Spatial data integration capabilities for integrating location-based social media data with authoritative geospatial data sources.
Spatial data presentation capabilities for interactively visualizing complex spatial relations and uncertainties associated with geospatial big data.
Data retrieval and storage capabilities for efficient and scalable storage of geospatial big data.
GeoBalance: Workload-aware Management of Spatiotemporal Data
GeoBalance is the adaptive workload-aware partitioning of spatiotemporal data that considers both data and query workload. This system addresses possible workload skew due to the existence of hotspots, time-varying skew, and load spikes. It is optimized for high velocity and multi-user write-intensive geospatial applications. An evolutionary algorithm was developed for GeoBalance to modify partitions in the presence of imbalance. GeoBalance employs rolling migration of partitions to avoid disrupting other services when partitions are changing.
TopoLens
Prototyped a cyberGIS-based application for spatial big data synthesis and sharing by leveraging heterogeneous cyberinfrastructure with both cloud and HPC resources
Employed modern microservices architecture
Lowered barriers to accessing, processing, analyzing, and visualizing large raster datasets
Data from 18 hydrological regions (Hydrological Unit Code level 2) and 48 conterminousstates available
UrbanFlow
Synthesized geospatial big data from social media with authoritative land use data
Investigated population dynamics and land use changes based on the synthesized data
Implemented a cyberGIS workflow using Apache Hadoop to process large streaming data from Twitter (e.g. 965 million geo-tagged tweets in 2014)
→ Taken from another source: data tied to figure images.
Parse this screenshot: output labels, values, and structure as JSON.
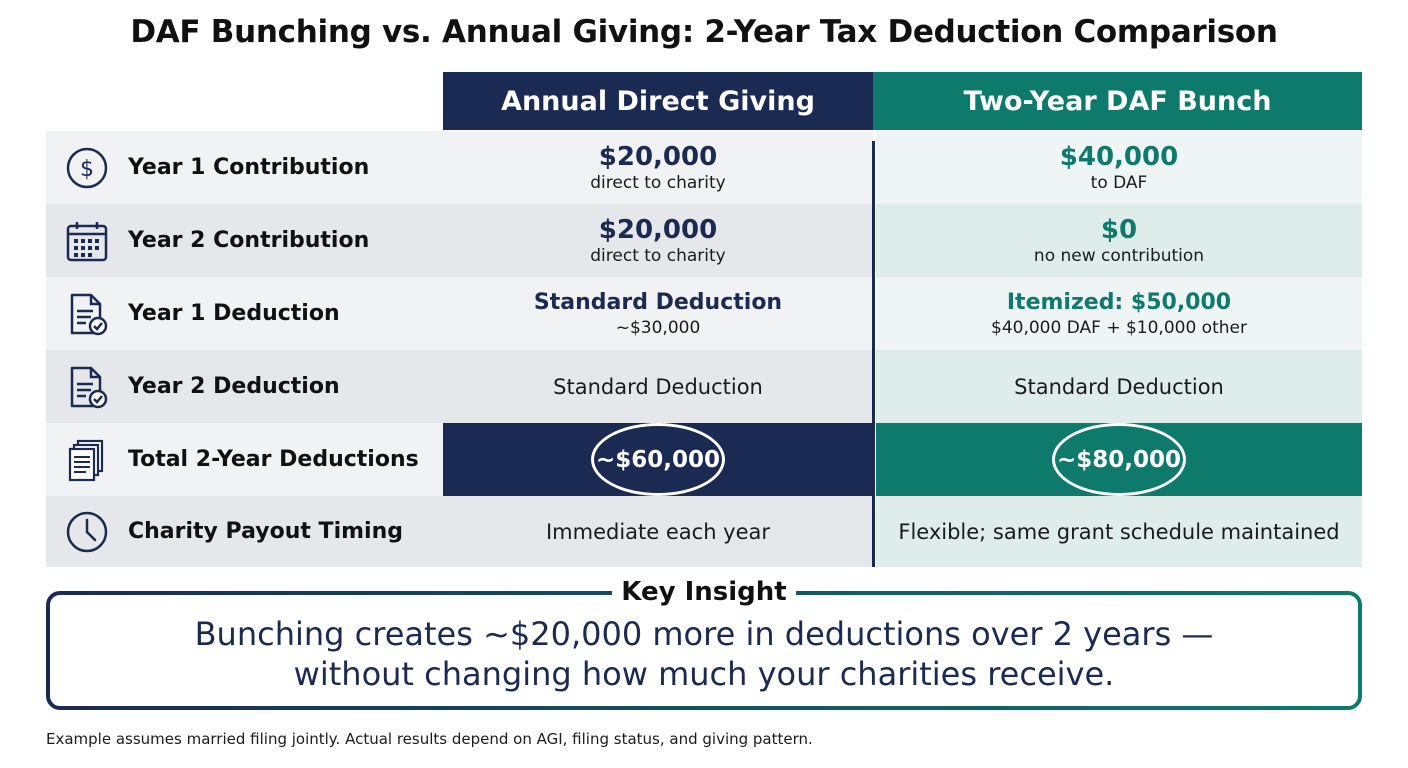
{
  "title": "DAF Bunching vs. Annual Giving: 2-Year Tax Deduction Comparison",
  "columns": {
    "annual": "Annual Direct Giving",
    "daf": "Two-Year DAF Bunch"
  },
  "rows": [
    {
      "label": "Year 1 Contribution",
      "icon": "dollar-circle-icon",
      "annual": {
        "main": "$20,000",
        "sub": "direct to charity"
      },
      "daf": {
        "main": "$40,000",
        "sub": "to DAF"
      }
    },
    {
      "label": "Year 2 Contribution",
      "icon": "calendar-icon",
      "annual": {
        "main": "$20,000",
        "sub": "direct to charity"
      },
      "daf": {
        "main": "$0",
        "sub": "no new contribution"
      }
    },
    {
      "label": "Year 1 Deduction",
      "icon": "document-check-icon",
      "annual": {
        "main": "Standard Deduction",
        "sub": "~$30,000"
      },
      "daf": {
        "main": "Itemized: $50,000",
        "sub": "$40,000 DAF + $10,000 other"
      }
    },
    {
      "label": "Year 2 Deduction",
      "icon": "document-check-icon",
      "annual": {
        "main": "Standard Deduction"
      },
      "daf": {
        "main": "Standard Deduction"
      }
    },
    {
      "label": "Total 2-Year Deductions",
      "icon": "documents-stack-icon",
      "annual": {
        "main": "~$60,000"
      },
      "daf": {
        "main": "~$80,000"
      }
    },
    {
      "label": "Charity Payout Timing",
      "icon": "clock-icon",
      "annual": {
        "main": "Immediate each year"
      },
      "daf": {
        "main": "Flexible; same grant schedule maintained"
      }
    }
  ],
  "insight": {
    "label": "Key Insight",
    "line1": "Bunching creates ~$20,000 more in deductions over 2 years —",
    "line2": "without changing how much your charities receive."
  },
  "footnote": "Example assumes married filing jointly. Actual results depend on AGI, filing status, and giving pattern.",
  "colors": {
    "navy": "#1b2a52",
    "teal": "#0d7a6c"
  }
}
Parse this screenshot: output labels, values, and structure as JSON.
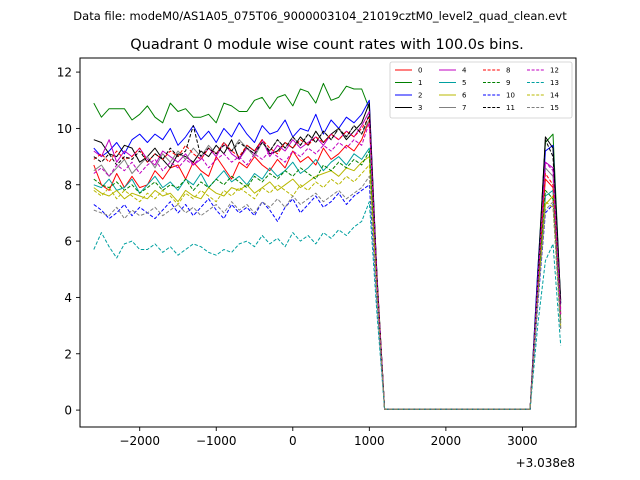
{
  "chart_data": {
    "type": "line",
    "suptitle": "Data file: modeM0/AS1A05_075T06_9000003104_21019cztM0_level2_quad_clean.evt",
    "title": "Quadrant 0 module wise count rates with 100.0s bins.",
    "xlabel": "",
    "ylabel": "",
    "x_offset_label": "+3.038e8",
    "xlim": [
      -2780,
      3700
    ],
    "ylim": [
      -0.6,
      12.5
    ],
    "x_ticks": [
      -2000,
      -1000,
      0,
      1000,
      2000,
      3000
    ],
    "x_tick_labels": [
      "−2000",
      "−1000",
      "0",
      "1000",
      "2000",
      "3000"
    ],
    "y_ticks": [
      0,
      2,
      4,
      6,
      8,
      10,
      12
    ],
    "y_tick_labels": [
      "0",
      "2",
      "4",
      "6",
      "8",
      "10",
      "12"
    ],
    "grid": false,
    "legend_position": "upper-right",
    "x": [
      -2600,
      -2500,
      -2400,
      -2300,
      -2200,
      -2100,
      -2000,
      -1900,
      -1800,
      -1700,
      -1600,
      -1500,
      -1400,
      -1300,
      -1200,
      -1100,
      -1000,
      -900,
      -800,
      -700,
      -600,
      -500,
      -400,
      -300,
      -200,
      -100,
      0,
      100,
      200,
      300,
      400,
      500,
      600,
      700,
      800,
      900,
      1000,
      1100,
      1200,
      1300,
      1400,
      1500,
      1600,
      1700,
      1800,
      1900,
      2000,
      2100,
      2200,
      2300,
      2400,
      2500,
      2600,
      2700,
      2800,
      2900,
      3000,
      3100,
      3200,
      3300,
      3400,
      3500
    ],
    "series": [
      {
        "name": "0",
        "color": "#ff0000",
        "dash": "solid",
        "values": [
          8.7,
          8.0,
          7.8,
          8.4,
          7.9,
          8.3,
          7.9,
          8.0,
          8.5,
          8.2,
          8.6,
          8.7,
          8.2,
          8.8,
          8.5,
          8.3,
          9.0,
          8.6,
          8.2,
          8.8,
          8.6,
          9.0,
          8.7,
          8.5,
          8.9,
          8.6,
          9.2,
          8.8,
          9.0,
          8.7,
          9.3,
          8.9,
          9.1,
          9.4,
          9.2,
          9.6,
          10.3,
          4.5,
          0.03,
          0.03,
          0.03,
          0.03,
          0.03,
          0.03,
          0.03,
          0.03,
          0.03,
          0.03,
          0.03,
          0.03,
          0.03,
          0.03,
          0.03,
          0.03,
          0.03,
          0.03,
          0.03,
          0.03,
          4.5,
          8.2,
          7.9,
          3.2
        ]
      },
      {
        "name": "1",
        "color": "#008000",
        "dash": "solid",
        "values": [
          10.9,
          10.4,
          10.7,
          10.7,
          10.7,
          10.3,
          10.5,
          10.8,
          10.4,
          10.2,
          10.9,
          10.6,
          10.7,
          10.4,
          10.4,
          10.5,
          10.2,
          10.9,
          10.8,
          10.6,
          10.6,
          11.0,
          11.1,
          10.7,
          11.1,
          11.2,
          10.8,
          11.4,
          11.3,
          10.9,
          11.6,
          11.0,
          11.1,
          11.5,
          11.4,
          11.4,
          10.7,
          4.8,
          0.03,
          0.03,
          0.03,
          0.03,
          0.03,
          0.03,
          0.03,
          0.03,
          0.03,
          0.03,
          0.03,
          0.03,
          0.03,
          0.03,
          0.03,
          0.03,
          0.03,
          0.03,
          0.03,
          0.03,
          4.9,
          9.5,
          9.8,
          3.8
        ]
      },
      {
        "name": "2",
        "color": "#0000ff",
        "dash": "solid",
        "values": [
          9.3,
          9.0,
          9.2,
          9.5,
          9.1,
          9.6,
          9.8,
          9.5,
          9.8,
          9.6,
          10.0,
          9.4,
          9.7,
          10.1,
          9.6,
          9.9,
          9.5,
          10.0,
          9.7,
          10.2,
          9.8,
          9.5,
          10.1,
          9.8,
          9.9,
          10.3,
          9.7,
          10.0,
          9.9,
          10.5,
          9.8,
          10.3,
          10.0,
          10.4,
          10.2,
          10.5,
          11.0,
          4.7,
          0.03,
          0.03,
          0.03,
          0.03,
          0.03,
          0.03,
          0.03,
          0.03,
          0.03,
          0.03,
          0.03,
          0.03,
          0.03,
          0.03,
          0.03,
          0.03,
          0.03,
          0.03,
          0.03,
          0.03,
          4.9,
          9.2,
          9.4,
          3.8
        ]
      },
      {
        "name": "3",
        "color": "#000000",
        "dash": "solid",
        "values": [
          9.6,
          9.5,
          9.1,
          9.0,
          9.4,
          9.3,
          8.8,
          9.0,
          9.3,
          8.9,
          8.6,
          9.1,
          9.0,
          8.8,
          9.2,
          9.0,
          9.4,
          9.1,
          9.6,
          8.9,
          9.4,
          9.2,
          9.6,
          9.1,
          9.2,
          9.5,
          9.3,
          9.7,
          9.4,
          9.9,
          9.5,
          9.8,
          10.0,
          9.6,
          9.9,
          10.2,
          10.9,
          4.6,
          0.03,
          0.03,
          0.03,
          0.03,
          0.03,
          0.03,
          0.03,
          0.03,
          0.03,
          0.03,
          0.03,
          0.03,
          0.03,
          0.03,
          0.03,
          0.03,
          0.03,
          0.03,
          0.03,
          0.03,
          4.6,
          9.7,
          9.3,
          3.9
        ]
      },
      {
        "name": "4",
        "color": "#c000c0",
        "dash": "solid",
        "values": [
          9.2,
          9.0,
          9.6,
          8.8,
          9.2,
          9.0,
          9.3,
          8.9,
          8.7,
          9.2,
          9.0,
          8.8,
          9.1,
          8.7,
          8.9,
          9.3,
          9.0,
          9.5,
          9.1,
          8.9,
          9.3,
          9.1,
          9.6,
          9.0,
          9.4,
          9.2,
          9.6,
          9.3,
          9.5,
          9.7,
          9.4,
          9.8,
          9.6,
          9.9,
          9.7,
          10.1,
          10.6,
          4.5,
          0.03,
          0.03,
          0.03,
          0.03,
          0.03,
          0.03,
          0.03,
          0.03,
          0.03,
          0.03,
          0.03,
          0.03,
          0.03,
          0.03,
          0.03,
          0.03,
          0.03,
          0.03,
          0.03,
          0.03,
          4.5,
          8.8,
          8.6,
          3.6
        ]
      },
      {
        "name": "5",
        "color": "#00a0a0",
        "dash": "solid",
        "values": [
          8.0,
          7.9,
          8.2,
          7.8,
          7.9,
          8.2,
          7.7,
          8.0,
          8.3,
          7.9,
          8.1,
          7.8,
          8.2,
          8.0,
          8.4,
          7.9,
          8.2,
          8.5,
          8.1,
          8.3,
          8.0,
          8.4,
          8.2,
          8.6,
          8.3,
          8.5,
          8.8,
          8.4,
          8.6,
          8.9,
          8.5,
          8.8,
          9.0,
          8.7,
          9.1,
          8.9,
          9.3,
          4.3,
          0.03,
          0.03,
          0.03,
          0.03,
          0.03,
          0.03,
          0.03,
          0.03,
          0.03,
          0.03,
          0.03,
          0.03,
          0.03,
          0.03,
          0.03,
          0.03,
          0.03,
          0.03,
          0.03,
          0.03,
          4.1,
          7.6,
          7.8,
          3.2
        ]
      },
      {
        "name": "6",
        "color": "#b8b800",
        "dash": "solid",
        "values": [
          7.9,
          7.7,
          7.6,
          7.8,
          7.5,
          7.7,
          7.6,
          7.5,
          7.8,
          7.6,
          7.7,
          7.4,
          7.8,
          7.6,
          7.5,
          7.9,
          7.7,
          7.6,
          7.9,
          7.8,
          8.0,
          7.7,
          7.9,
          8.1,
          7.8,
          8.0,
          8.2,
          7.9,
          8.1,
          8.3,
          8.4,
          8.5,
          8.3,
          8.6,
          8.5,
          8.8,
          9.0,
          4.2,
          0.03,
          0.03,
          0.03,
          0.03,
          0.03,
          0.03,
          0.03,
          0.03,
          0.03,
          0.03,
          0.03,
          0.03,
          0.03,
          0.03,
          0.03,
          0.03,
          0.03,
          0.03,
          0.03,
          0.03,
          4.0,
          7.3,
          7.6,
          3.0
        ]
      },
      {
        "name": "7",
        "color": "#808080",
        "dash": "solid",
        "values": [
          8.5,
          8.7,
          8.3,
          8.6,
          8.9,
          8.4,
          8.7,
          9.0,
          8.6,
          9.1,
          8.8,
          9.2,
          8.9,
          9.3,
          9.0,
          9.4,
          9.1,
          9.5,
          9.2,
          9.6,
          9.3,
          9.0,
          9.5,
          9.2,
          9.6,
          9.3,
          9.7,
          9.4,
          9.8,
          9.5,
          9.9,
          9.6,
          10.0,
          9.7,
          10.1,
          9.8,
          10.3,
          4.6,
          0.03,
          0.03,
          0.03,
          0.03,
          0.03,
          0.03,
          0.03,
          0.03,
          0.03,
          0.03,
          0.03,
          0.03,
          0.03,
          0.03,
          0.03,
          0.03,
          0.03,
          0.03,
          0.03,
          0.03,
          4.4,
          8.6,
          8.3,
          3.5
        ]
      },
      {
        "name": "8",
        "color": "#ff0000",
        "dash": "dashed",
        "values": [
          8.9,
          9.1,
          8.8,
          9.2,
          8.9,
          9.0,
          9.3,
          8.8,
          9.1,
          8.9,
          9.2,
          9.0,
          9.4,
          9.1,
          8.9,
          9.3,
          9.1,
          9.5,
          9.2,
          9.0,
          9.4,
          9.2,
          9.6,
          9.3,
          9.1,
          9.5,
          9.3,
          9.6,
          9.4,
          9.7,
          9.5,
          9.8,
          9.6,
          9.9,
          9.7,
          10.0,
          10.4,
          4.7,
          0.03,
          0.03,
          0.03,
          0.03,
          0.03,
          0.03,
          0.03,
          0.03,
          0.03,
          0.03,
          0.03,
          0.03,
          0.03,
          0.03,
          0.03,
          0.03,
          0.03,
          0.03,
          0.03,
          0.03,
          4.3,
          8.4,
          8.0,
          3.4
        ]
      },
      {
        "name": "9",
        "color": "#008000",
        "dash": "dashed",
        "values": [
          8.2,
          8.0,
          7.9,
          8.1,
          7.8,
          8.0,
          7.7,
          7.9,
          8.1,
          7.8,
          8.0,
          7.9,
          8.2,
          7.8,
          8.1,
          7.9,
          8.2,
          8.0,
          8.3,
          8.1,
          7.9,
          8.3,
          8.1,
          8.4,
          8.2,
          8.5,
          8.3,
          8.6,
          8.4,
          8.2,
          8.7,
          8.5,
          8.8,
          8.6,
          8.9,
          8.7,
          9.2,
          4.3,
          0.03,
          0.03,
          0.03,
          0.03,
          0.03,
          0.03,
          0.03,
          0.03,
          0.03,
          0.03,
          0.03,
          0.03,
          0.03,
          0.03,
          0.03,
          0.03,
          0.03,
          0.03,
          0.03,
          0.03,
          4.1,
          7.8,
          7.5,
          3.1
        ]
      },
      {
        "name": "10",
        "color": "#0000ff",
        "dash": "dashed",
        "values": [
          7.3,
          7.1,
          6.8,
          7.0,
          7.3,
          6.9,
          7.2,
          7.0,
          6.8,
          7.1,
          7.4,
          7.0,
          7.3,
          6.9,
          7.2,
          7.5,
          7.1,
          6.8,
          7.3,
          7.0,
          7.2,
          6.9,
          7.4,
          7.1,
          6.7,
          7.2,
          7.5,
          7.0,
          7.3,
          7.6,
          7.2,
          7.4,
          7.7,
          7.3,
          7.6,
          7.8,
          8.0,
          3.8,
          0.03,
          0.03,
          0.03,
          0.03,
          0.03,
          0.03,
          0.03,
          0.03,
          0.03,
          0.03,
          0.03,
          0.03,
          0.03,
          0.03,
          0.03,
          0.03,
          0.03,
          0.03,
          0.03,
          0.03,
          3.7,
          7.0,
          7.3,
          2.9
        ]
      },
      {
        "name": "11",
        "color": "#000000",
        "dash": "dashed",
        "values": [
          9.0,
          8.8,
          9.1,
          8.7,
          9.0,
          8.9,
          9.2,
          8.8,
          9.1,
          8.9,
          9.3,
          9.0,
          9.2,
          10.1,
          9.0,
          9.3,
          9.1,
          9.4,
          9.2,
          9.5,
          9.3,
          9.1,
          9.5,
          9.2,
          9.6,
          9.3,
          9.7,
          9.4,
          9.8,
          9.5,
          9.9,
          9.6,
          10.0,
          9.7,
          10.1,
          9.8,
          10.5,
          4.7,
          0.03,
          0.03,
          0.03,
          0.03,
          0.03,
          0.03,
          0.03,
          0.03,
          0.03,
          0.03,
          0.03,
          0.03,
          0.03,
          0.03,
          0.03,
          0.03,
          0.03,
          0.03,
          0.03,
          0.03,
          4.5,
          9.6,
          9.0,
          3.7
        ]
      },
      {
        "name": "12",
        "color": "#c000c0",
        "dash": "dashed",
        "values": [
          8.4,
          8.6,
          8.3,
          8.7,
          8.5,
          8.8,
          8.4,
          8.7,
          8.9,
          8.5,
          8.8,
          8.6,
          8.9,
          8.7,
          9.0,
          8.6,
          8.9,
          9.1,
          8.8,
          9.0,
          8.7,
          9.1,
          8.9,
          9.2,
          9.0,
          8.8,
          9.2,
          9.0,
          9.3,
          9.1,
          9.4,
          9.2,
          9.5,
          9.3,
          9.6,
          9.4,
          10.2,
          4.6,
          0.03,
          0.03,
          0.03,
          0.03,
          0.03,
          0.03,
          0.03,
          0.03,
          0.03,
          0.03,
          0.03,
          0.03,
          0.03,
          0.03,
          0.03,
          0.03,
          0.03,
          0.03,
          0.03,
          0.03,
          4.4,
          8.8,
          8.5,
          3.4
        ]
      },
      {
        "name": "13",
        "color": "#00a0a0",
        "dash": "dashed",
        "values": [
          5.7,
          6.3,
          5.8,
          5.4,
          5.9,
          6.0,
          5.7,
          5.7,
          5.9,
          5.6,
          5.8,
          5.5,
          5.7,
          5.9,
          5.8,
          5.6,
          5.5,
          5.7,
          5.6,
          5.9,
          6.0,
          5.8,
          6.2,
          5.9,
          6.1,
          5.8,
          6.3,
          6.0,
          6.2,
          5.9,
          6.3,
          6.1,
          6.4,
          6.2,
          6.5,
          6.7,
          7.4,
          3.4,
          0.03,
          0.03,
          0.03,
          0.03,
          0.03,
          0.03,
          0.03,
          0.03,
          0.03,
          0.03,
          0.03,
          0.03,
          0.03,
          0.03,
          0.03,
          0.03,
          0.03,
          0.03,
          0.03,
          0.03,
          3.0,
          5.3,
          5.9,
          2.3
        ]
      },
      {
        "name": "14",
        "color": "#b8b800",
        "dash": "dashed",
        "values": [
          7.8,
          7.6,
          7.9,
          7.5,
          7.8,
          7.6,
          7.4,
          7.7,
          7.5,
          7.8,
          7.6,
          7.3,
          7.7,
          7.5,
          7.8,
          7.6,
          7.4,
          7.8,
          7.6,
          7.9,
          7.7,
          7.5,
          7.9,
          7.7,
          8.0,
          7.8,
          7.6,
          8.0,
          7.8,
          8.1,
          7.9,
          8.2,
          8.0,
          8.3,
          8.1,
          8.4,
          8.7,
          4.1,
          0.03,
          0.03,
          0.03,
          0.03,
          0.03,
          0.03,
          0.03,
          0.03,
          0.03,
          0.03,
          0.03,
          0.03,
          0.03,
          0.03,
          0.03,
          0.03,
          0.03,
          0.03,
          0.03,
          0.03,
          3.9,
          7.4,
          7.2,
          2.9
        ]
      },
      {
        "name": "15",
        "color": "#808080",
        "dash": "dashed",
        "values": [
          7.1,
          7.0,
          6.9,
          7.2,
          6.8,
          7.1,
          6.9,
          7.0,
          7.2,
          6.9,
          7.1,
          7.3,
          7.0,
          7.2,
          6.9,
          7.1,
          7.3,
          7.0,
          7.4,
          7.1,
          7.3,
          7.0,
          7.4,
          7.2,
          7.5,
          7.2,
          7.6,
          7.3,
          7.5,
          7.7,
          7.4,
          7.6,
          7.8,
          7.5,
          7.7,
          7.9,
          8.3,
          3.9,
          0.03,
          0.03,
          0.03,
          0.03,
          0.03,
          0.03,
          0.03,
          0.03,
          0.03,
          0.03,
          0.03,
          0.03,
          0.03,
          0.03,
          0.03,
          0.03,
          0.03,
          0.03,
          0.03,
          0.03,
          3.8,
          7.1,
          7.4,
          2.8
        ]
      }
    ]
  }
}
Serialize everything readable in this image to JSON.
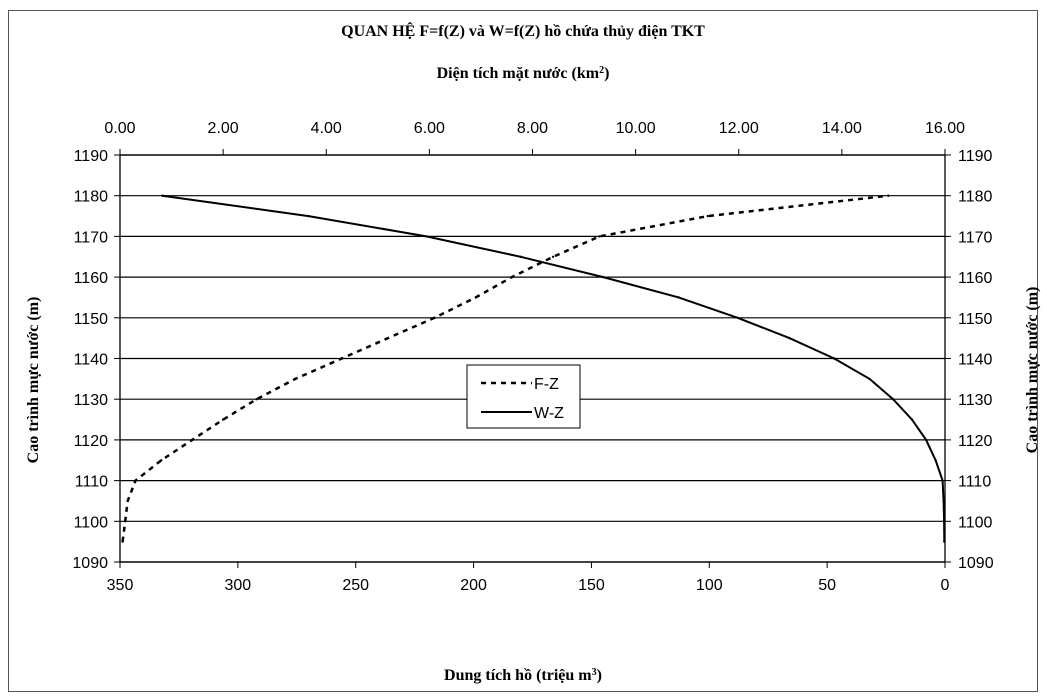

Developed a novel distributed point-in-polygon algorithm suitable for large vector datasets
Geospatial Operation Management
Data preparation and handling operations can be used broadly and are be crucial for data sharing and synthesis. To enable these operations we will develop a capability to allow users to be able to register and publish operations that are relevant to specific types of data in a form that will enable them to be published and easily integrated by others into their workflow.